First, a bit of background. The seeds for the Dylan project were sown by Grammy Award–winning music producer T Bone Burnett, who has worked with Dylan, as well as artists including Robert Plant and Alison Krauss, Gregg Allman, Roy Orbison, Brandi Carlile and Elton John. Burnett and his team have developed an analog playback format called Ionic Original, but maybe it should be called Iconic Original.
For those of you unfamiliar with the vinyl record pressing process (i.e., aren’t as old as I am), it starts with what is referred to as an acetate disc. Technically, the disc isn’t made of acetate; it’s aluminum coated with nitrocellulose (NCL), but the term “acetate” stuck from the discs used years ago.

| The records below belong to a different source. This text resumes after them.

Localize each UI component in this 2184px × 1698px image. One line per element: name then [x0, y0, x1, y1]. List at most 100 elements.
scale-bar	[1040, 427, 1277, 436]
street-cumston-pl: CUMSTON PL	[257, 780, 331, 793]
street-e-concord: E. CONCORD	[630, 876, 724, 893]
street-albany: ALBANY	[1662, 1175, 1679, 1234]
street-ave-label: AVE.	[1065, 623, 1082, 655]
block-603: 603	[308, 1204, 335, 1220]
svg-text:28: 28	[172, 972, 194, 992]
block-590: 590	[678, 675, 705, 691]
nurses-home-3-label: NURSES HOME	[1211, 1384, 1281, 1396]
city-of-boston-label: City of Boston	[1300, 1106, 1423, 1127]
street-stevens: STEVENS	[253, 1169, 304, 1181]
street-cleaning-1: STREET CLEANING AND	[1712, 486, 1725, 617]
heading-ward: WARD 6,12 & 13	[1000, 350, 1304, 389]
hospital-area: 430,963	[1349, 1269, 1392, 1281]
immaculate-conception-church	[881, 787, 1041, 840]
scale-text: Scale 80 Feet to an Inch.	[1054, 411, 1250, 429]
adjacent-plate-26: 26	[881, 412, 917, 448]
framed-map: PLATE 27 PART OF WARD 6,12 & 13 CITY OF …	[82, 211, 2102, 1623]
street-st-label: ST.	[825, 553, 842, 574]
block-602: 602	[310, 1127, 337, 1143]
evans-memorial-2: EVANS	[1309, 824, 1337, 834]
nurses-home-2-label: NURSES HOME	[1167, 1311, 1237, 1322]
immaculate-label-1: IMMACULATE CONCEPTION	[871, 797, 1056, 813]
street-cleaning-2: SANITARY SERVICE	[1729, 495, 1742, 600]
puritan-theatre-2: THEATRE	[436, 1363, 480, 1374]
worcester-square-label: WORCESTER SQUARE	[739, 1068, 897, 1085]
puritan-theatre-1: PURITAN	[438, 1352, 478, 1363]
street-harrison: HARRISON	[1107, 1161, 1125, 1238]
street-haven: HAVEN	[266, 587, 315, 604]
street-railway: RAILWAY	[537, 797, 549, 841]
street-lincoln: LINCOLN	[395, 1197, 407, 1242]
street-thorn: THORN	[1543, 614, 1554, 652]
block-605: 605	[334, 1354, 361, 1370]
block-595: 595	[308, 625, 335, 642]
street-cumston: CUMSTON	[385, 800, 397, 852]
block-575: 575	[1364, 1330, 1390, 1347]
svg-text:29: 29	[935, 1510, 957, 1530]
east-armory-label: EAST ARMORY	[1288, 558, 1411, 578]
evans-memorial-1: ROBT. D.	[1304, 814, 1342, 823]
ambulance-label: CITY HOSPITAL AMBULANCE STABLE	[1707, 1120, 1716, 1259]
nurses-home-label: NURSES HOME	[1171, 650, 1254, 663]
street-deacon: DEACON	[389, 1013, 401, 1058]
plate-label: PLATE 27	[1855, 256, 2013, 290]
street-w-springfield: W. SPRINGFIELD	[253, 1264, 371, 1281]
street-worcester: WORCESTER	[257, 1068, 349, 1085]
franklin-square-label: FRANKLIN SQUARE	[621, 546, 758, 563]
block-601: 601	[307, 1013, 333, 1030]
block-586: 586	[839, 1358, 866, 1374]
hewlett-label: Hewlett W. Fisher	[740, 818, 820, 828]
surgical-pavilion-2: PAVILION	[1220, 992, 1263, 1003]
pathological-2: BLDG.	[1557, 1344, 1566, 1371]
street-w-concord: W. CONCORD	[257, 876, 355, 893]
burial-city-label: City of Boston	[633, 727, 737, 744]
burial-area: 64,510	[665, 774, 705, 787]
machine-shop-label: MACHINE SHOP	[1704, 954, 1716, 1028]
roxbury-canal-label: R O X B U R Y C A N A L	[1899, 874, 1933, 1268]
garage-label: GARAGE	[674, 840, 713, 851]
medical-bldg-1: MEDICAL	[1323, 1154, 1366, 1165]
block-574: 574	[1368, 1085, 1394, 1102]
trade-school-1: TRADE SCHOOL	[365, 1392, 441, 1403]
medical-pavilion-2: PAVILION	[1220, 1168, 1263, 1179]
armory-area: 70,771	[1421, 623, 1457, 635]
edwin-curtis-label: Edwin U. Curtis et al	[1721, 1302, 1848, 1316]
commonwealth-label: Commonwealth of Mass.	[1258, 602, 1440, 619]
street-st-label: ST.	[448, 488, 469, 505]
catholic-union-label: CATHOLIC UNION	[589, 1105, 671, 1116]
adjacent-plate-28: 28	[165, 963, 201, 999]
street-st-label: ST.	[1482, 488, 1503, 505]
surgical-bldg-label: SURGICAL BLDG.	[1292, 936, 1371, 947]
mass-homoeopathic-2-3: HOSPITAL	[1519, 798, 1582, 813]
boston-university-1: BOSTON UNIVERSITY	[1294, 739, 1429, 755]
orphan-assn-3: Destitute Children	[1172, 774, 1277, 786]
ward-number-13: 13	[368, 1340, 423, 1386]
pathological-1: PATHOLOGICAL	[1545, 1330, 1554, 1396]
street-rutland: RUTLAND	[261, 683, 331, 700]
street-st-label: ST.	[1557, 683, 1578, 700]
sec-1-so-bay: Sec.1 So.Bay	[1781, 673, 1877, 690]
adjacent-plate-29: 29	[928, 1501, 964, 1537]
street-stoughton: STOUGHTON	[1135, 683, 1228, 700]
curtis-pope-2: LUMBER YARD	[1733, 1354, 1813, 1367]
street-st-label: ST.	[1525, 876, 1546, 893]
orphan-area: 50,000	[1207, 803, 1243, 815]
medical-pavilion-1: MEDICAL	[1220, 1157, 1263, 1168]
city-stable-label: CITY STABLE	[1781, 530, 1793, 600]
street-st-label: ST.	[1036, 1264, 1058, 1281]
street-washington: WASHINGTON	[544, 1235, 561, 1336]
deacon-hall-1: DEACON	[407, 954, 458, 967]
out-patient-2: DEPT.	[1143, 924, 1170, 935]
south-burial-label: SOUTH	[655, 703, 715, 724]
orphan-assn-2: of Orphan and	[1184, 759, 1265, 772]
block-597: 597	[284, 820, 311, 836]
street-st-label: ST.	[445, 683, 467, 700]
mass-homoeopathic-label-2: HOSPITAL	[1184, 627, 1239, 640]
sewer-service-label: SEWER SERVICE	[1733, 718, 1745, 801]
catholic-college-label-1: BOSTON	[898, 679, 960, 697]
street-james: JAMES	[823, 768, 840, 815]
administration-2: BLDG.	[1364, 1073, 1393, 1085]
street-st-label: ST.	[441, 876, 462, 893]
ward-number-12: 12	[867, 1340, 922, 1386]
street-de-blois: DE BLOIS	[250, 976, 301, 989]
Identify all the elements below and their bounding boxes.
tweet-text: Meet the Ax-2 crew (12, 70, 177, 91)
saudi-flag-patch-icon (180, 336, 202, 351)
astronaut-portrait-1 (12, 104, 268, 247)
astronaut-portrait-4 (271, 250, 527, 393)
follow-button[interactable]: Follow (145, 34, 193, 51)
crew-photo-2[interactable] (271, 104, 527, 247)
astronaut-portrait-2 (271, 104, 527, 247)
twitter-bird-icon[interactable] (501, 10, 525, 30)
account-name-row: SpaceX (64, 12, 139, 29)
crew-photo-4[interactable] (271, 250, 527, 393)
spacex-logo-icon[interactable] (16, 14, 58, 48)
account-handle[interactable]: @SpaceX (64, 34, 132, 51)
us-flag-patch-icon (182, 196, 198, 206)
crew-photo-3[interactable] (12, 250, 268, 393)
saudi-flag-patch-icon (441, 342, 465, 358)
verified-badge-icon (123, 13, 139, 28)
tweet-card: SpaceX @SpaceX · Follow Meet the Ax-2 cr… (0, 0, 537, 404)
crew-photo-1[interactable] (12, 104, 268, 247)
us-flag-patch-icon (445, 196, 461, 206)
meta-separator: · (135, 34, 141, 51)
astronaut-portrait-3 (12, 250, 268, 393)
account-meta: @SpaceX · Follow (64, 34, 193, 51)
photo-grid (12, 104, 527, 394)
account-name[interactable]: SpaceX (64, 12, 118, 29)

The master mixes—whether they’re coming from tape or digital files—are cut into the disc using a cutting lathe (a machine that etches analog audio information into the disc). This disc is played back and inspected for flaws, and in Ye Olden Days, the approved “master” would be used to create a number of “stampers,” discs that actually imprint grooves into molten vinyl. Yes, I know, steps are missing, but you get the idea.
The acetate disc is an excellent playback medium and is seldom matched by the quality of the mass-marketed vinyl discs that consumers hear because stampers are not only subject to contamination, they also begin to wear out after a certain number of pressings.
Ask anyone who bought vinyl in the early 1990s, at a time when record companies were riding high on CD sales and abandoning the vinyl format. As a result, they used stampers well past their “use by” date as a means of cutting costs, resulting in some really horrible, noisy, distorted record pressings. Unfortunately, acetate or NCL (or whatevertheheckitis) is not particularly robust, so even if you had an acetate disc of your favorite album, you wouldn’t be able to play it more than a few times.
That’s where Burnett steps in.
In 2014, he and his partners formed NeoFidelity, Inc., and the company recently announced development of Ionic Originals. These one-of-a-kind, archival-quality discs are made using a process that deposits a coating on an NCL disc that reduces friction and enables the discs to be played more than 2,000 times while remaining dead quiet and providing fidelity that vinyl aficionados can only dream of.
Speaking as someone who is sick and tired of hearing crappy MP3s, garbled audio via YouTube and “lossless compression” audio files (there’s an oxymoron for you), I’m also very happy to hear about the Ionic Original format.
It’s just too bad that we’ll never get to hear these discs.
The Dylan disc has set a high bar, one that can only be pole-vaulted by the rich and famous. It marks the first time that Dylan has recorded the song in a studio since the original was released in 1963. The production costs are high, and it will probably take a lot of coaxing and cash to get an established artist to revisit (i.e. re-record) one of their biggest hits, so don’t expect an Ionic Original to come cheap. Burnett, however, has the track record (pardon the pun) to attract A-list artists, get them into the studio and produce a great recording. On the one hand that’s a drag for those of us who have more down-to-earth concerns such as food, shelter and health insurance, and will never be able to afford an Ionic Original. On the other hand, it’s a plus for songwriters and performers because it clearly demonstrates that music can maintain its value in a world that is constantly trying to devalue what we do.